But nothing ever went the way we planned it in life. In fact, most things turned out the complete opposite. I had wanted my niche to be home interior design only. This would be, my third home project. After doing my childhood best friend’s salon, there were people calling asking me décor questions that I had no idea I even had the answer to. It flowed naturally. My mother had recognized the talent when I was fourteen. My father came home for six months when I was fifteen and all he talked about was having his only child become a police officer.

And that’s what was drilled into my head throughout high school. Even though he was no longer there with us, my mother convinced me that it was my duty to make him proud. I picked up my personal cell again. I looked at the screen. I looked back at my laptop. The email just came through. I looked at the cell again and decided to just call. It wouldn’t last long anyway.

“Baby girl,” my father’s voice came booming through the phone. “What’s good kiddo?”

“Hey dad,” I said, my voice slightly cracking. “Everything’s great. Have you talked to mom?”

“Yes. She’s been calling me every day since you left the force.”

I swallowed. A part of me just had to know. “Dad. Are you mad at me?”

He had no idea what had led up to my decision to leave and I probably would never tell him. Although he’d been a police officer for twenty-five years, my dad was a stand-up guy all around. There is no way he would even allow the precinct to get away with what happened without some kind of legal action. And just for the sake of being true to where we came from, a little street action as well. I chuckled at the thought.

“For following your dreams?”

I sat straight up. Dreams? What?

“Baby, I want you to hear me and hear me very clearly. There is nothing you can ever do to make me mad at you when it comes to doing something you believe in.”

Tears sprung to my eyes and I started breathing heavy. “I thought you wanted me to be a cop.”

“I did. And honestly, I still do. It’s the blue in me,” he said, laughing. “I also know what happens when a woman doesn’t get her way.”

I rolled my eyes and smiled. “Dad.”

“I was a little down about it for a while, but I saw the salon. Perry asked me to stop by.”

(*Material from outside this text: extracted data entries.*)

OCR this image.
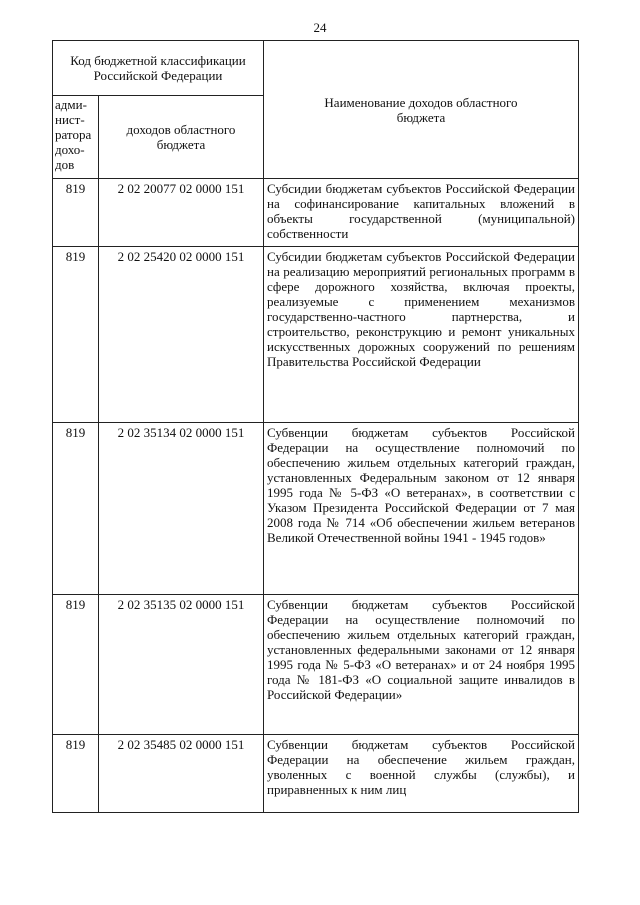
24
Код бюджетной классификации Российской Федерации		Наименование доходов областного бюджета
адми-нист-ратора дохо-дов	доходов областного бюджета	
819	2 02 20077 02 0000 151	Субсидии бюджетам субъектов Российской Федерации на софинансирование капитальных вложений в объекты государственной (муниципальной) собственности
819	2 02 25420 02 0000 151	Субсидии бюджетам субъектов Российской Федерации на реализацию мероприятий региональных программ в сфере дорожного хозяйства, включая проекты, реализуемые с применением механизмов государственно-частного партнерства, и строительство, реконструкцию и ремонт уникальных искусственных дорожных сооружений по решениям Правительства Российской Федерации
819	2 02 35134 02 0000 151	Субвенции бюджетам субъектов Российской Федерации на осуществление полномочий по обеспечению жильем отдельных категорий граждан, установленных Федеральным законом от 12 января 1995 года № 5-ФЗ «О ветеранах», в соответствии с Указом Президента Российской Федерации от 7 мая 2008 года № 714 «Об обеспечении жильем ветеранов Великой Отечественной войны 1941 - 1945 годов»
819	2 02 35135 02 0000 151	Субвенции бюджетам субъектов Российской Федерации на осуществление полномочий по обеспечению жильем отдельных категорий граждан, установленных федеральными законами от 12 января 1995 года № 5-ФЗ «О ветеранах» и от 24 ноября 1995 года № 181-ФЗ «О социальной защите инвалидов в Российской Федерации»
819	2 02 35485 02 0000 151	Субвенции бюджетам субъектов Российской Федерации на обеспечение жильем граждан, уволенных с военной службы (службы), и приравненных к ним лиц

Perry was my best friend’s father. Robin and I grew up together just like our father’s had. We’d been inseparable since the fifth grade. We couldn’t stand each other in the beginning. Now, I was convinced our cycles came on at the same time. Weird, but true. I realized I was holding my breath and I let it out. My father had just told me he saw my first real big job and he sounded extremely proud. It was familiar pride – like the day I graduated the academy.

“I appreciate you, old man,” I teased. “Give it to me straight, though.”

“Jade, I couldn’t tell you a cool color from a hot color or what colors are in season. All I know is the before and after pictures speak for themselves.”

I smiled. “Thanks, pop.”

“I gotta take this call coming in. We’ll talk more about it. I’ll be coming to Philly in another week or so. You can hang out with your old man then.”

“Or, I’ll come to New York tomorrow to check on you.”

I heard my father talking to someone in the background. Then, I heard a door slam.

“You know what, baby?” he asked. “You should do that. I actually have someone who may need your help. He’s here in New York but the store he’s opening is in Philly. I’ll send you the information tonight.”

I could tell by my father’s rushed voice he was preoccupied. “Okay. Love you, daddy.”

“I love you, too. Call me tomorrow morning.”

I looked back at my laptop as I ended the call. I sat back in my chair and opened the email that was waiting. There was another email that I hadn’t been expecting. I smiled when I saw the request. This should be interesting.


Chapter 2

I walked into a downtown sneaker store, ready to buy the first pair of sneakers I saw. My feet were on a ten when it came to the pain level. The dumbest idea I’d had all year – wearing four inch heels downtown while running in and out of meetings – had me wishing that I’d just gone with my flats. I would have to find another way to present myself professionally when showing corporate executives my portfolio. On a normal day, sneakers and sweatpants with a cute tank was my thing. Being a cop in uniform had transformed me into someone who needed to be able to move without a second thought.

“How can I help you miss?”

“Whatever you have in a size seven in. Comfortable.”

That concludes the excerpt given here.